Scientists and foresters who understand the market economics behind forestry know that industries like renewable biomass energy – which provide landowners incentives to grow more trees – are critical for maintaining growing forests across the US. When those incentives are lost, the health of US forests are threatened. Forests become parking lots, Wal Marts or land for agriculture.
Unfortunately, according to the latest report from New Hampshire Public Radio, that is on the verge of happening in New Hampshire as a direct consequence of the state’s small biomass power plants shutting down.
After a loss of state subsidies, biomass plants across New Hampshire are closing, and that’s “left the forest products sector with few in-state markets for a lot of low-grade timber.” It also means thousands of lost jobs up and down the forest products supply chain.

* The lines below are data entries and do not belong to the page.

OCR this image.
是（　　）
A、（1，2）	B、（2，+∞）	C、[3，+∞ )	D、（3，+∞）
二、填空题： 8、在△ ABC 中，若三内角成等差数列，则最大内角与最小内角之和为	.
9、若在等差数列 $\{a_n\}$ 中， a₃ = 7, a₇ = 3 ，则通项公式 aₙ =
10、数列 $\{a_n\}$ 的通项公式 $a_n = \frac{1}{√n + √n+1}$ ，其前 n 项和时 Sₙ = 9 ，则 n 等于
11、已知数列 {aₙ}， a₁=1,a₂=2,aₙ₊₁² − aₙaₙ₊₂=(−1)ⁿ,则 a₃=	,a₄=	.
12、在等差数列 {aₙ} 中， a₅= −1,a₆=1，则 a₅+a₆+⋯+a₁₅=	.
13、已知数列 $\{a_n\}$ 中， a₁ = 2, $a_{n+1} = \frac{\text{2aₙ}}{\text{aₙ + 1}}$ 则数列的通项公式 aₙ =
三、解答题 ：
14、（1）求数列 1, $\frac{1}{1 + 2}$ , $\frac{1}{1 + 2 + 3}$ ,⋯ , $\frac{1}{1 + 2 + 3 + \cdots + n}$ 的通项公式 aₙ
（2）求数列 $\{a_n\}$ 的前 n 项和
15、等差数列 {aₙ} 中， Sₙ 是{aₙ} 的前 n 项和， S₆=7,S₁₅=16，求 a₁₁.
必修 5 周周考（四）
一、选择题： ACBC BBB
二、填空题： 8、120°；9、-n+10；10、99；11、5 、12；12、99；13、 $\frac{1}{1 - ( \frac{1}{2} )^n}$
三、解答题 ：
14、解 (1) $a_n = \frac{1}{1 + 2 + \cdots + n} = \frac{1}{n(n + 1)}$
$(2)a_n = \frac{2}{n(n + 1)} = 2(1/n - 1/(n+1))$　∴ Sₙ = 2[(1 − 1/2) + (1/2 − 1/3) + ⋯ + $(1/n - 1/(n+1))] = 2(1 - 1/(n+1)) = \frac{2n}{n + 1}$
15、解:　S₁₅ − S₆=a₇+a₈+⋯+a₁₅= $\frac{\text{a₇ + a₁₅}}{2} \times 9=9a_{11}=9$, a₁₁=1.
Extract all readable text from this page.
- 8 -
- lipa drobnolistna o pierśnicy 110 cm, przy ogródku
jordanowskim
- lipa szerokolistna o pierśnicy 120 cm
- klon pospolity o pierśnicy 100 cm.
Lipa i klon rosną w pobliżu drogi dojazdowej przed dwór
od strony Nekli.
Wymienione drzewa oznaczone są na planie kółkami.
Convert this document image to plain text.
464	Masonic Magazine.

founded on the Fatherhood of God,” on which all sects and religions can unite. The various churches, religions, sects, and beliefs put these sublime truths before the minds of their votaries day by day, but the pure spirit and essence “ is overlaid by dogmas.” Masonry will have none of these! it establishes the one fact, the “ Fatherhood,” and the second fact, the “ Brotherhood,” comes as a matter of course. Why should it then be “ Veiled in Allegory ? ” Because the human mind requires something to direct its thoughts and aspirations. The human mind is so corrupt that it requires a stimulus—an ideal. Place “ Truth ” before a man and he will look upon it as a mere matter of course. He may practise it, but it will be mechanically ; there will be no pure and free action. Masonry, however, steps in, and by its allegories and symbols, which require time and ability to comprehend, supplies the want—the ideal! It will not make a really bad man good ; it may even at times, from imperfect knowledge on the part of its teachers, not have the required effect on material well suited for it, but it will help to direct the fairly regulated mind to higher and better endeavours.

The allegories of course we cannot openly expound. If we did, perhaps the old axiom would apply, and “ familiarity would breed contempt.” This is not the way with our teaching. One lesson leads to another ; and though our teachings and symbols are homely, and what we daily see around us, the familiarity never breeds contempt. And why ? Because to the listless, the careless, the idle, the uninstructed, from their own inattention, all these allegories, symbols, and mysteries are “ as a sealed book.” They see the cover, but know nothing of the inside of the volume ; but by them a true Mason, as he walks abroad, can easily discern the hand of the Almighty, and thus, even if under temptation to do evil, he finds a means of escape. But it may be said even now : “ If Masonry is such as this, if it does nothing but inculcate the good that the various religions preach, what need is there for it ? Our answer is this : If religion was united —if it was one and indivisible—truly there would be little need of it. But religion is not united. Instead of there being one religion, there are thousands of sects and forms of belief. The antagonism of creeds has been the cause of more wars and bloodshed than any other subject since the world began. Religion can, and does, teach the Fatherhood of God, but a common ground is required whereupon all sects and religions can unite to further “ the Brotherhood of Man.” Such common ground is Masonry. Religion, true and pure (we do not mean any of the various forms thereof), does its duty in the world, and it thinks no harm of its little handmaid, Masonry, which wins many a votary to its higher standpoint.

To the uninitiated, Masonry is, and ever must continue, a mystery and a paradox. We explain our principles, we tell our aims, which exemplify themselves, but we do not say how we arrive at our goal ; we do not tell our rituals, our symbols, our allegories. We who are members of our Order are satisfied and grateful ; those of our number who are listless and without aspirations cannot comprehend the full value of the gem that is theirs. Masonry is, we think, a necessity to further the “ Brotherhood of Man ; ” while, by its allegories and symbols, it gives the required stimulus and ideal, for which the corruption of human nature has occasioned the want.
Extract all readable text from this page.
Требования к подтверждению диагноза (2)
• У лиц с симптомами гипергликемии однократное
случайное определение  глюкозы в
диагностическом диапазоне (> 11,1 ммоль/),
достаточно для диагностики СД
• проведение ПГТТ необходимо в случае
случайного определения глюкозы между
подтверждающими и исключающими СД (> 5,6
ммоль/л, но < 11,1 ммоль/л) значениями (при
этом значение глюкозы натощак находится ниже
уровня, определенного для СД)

Maintaining healthy markets for low-grade timber is of vital importance for the forest products economy, since this kind of junk wood “makes up about two-thirds of the volume harvested, and contributes about 10 percent of the revenue.” This low-grade, often unusable wood has been used as biomass to produce renewable energy – but without the biomass plants, landowners will lose an income stream that is “vital to keeping forests profitable and intact.”
The impact of this? Forests will likely be converted toward other, potentially environmentally-dangerous uses.
As Tom Thomson, a tree farmer, told New Hampshire Public Radio, “The landowners need the markets. If they don’t have the markets, they’re not going to hold onto their land.”
“Instead, he says, landowners could sell for other uses, like housing developments or cell towers,” reported New Hampshire Public Radio. “This could leave the state with smaller, more fragmented forests — more vulnerable to further development.”
This echoes the findings of a recent report from researchers at the University of Georgia and the US Forest Service, who found that nationwide, the absence of demand for wood biomass could actually result in deforestation up to 15,000 square kilometers (5,791 square miles), roughly the size of the entire state of Connecticut. Conversely, increased demand for wood pellets retains thousands more square kilometers in natural timberland area, the report found.
The loss of biomass plants in New Hampshire underscores just how pivotal the industry is to maintaining – and growing – forests held in private lands. That’s why the United Nations as well as over 100 leading university scientists support renewable biomass energy as a key component of the global strategy to mitigate climate change. More forests mean more carbon sequestration, and more biomass means fewer fossil fuels. That’s exactly what we need as climate change continues to worsen.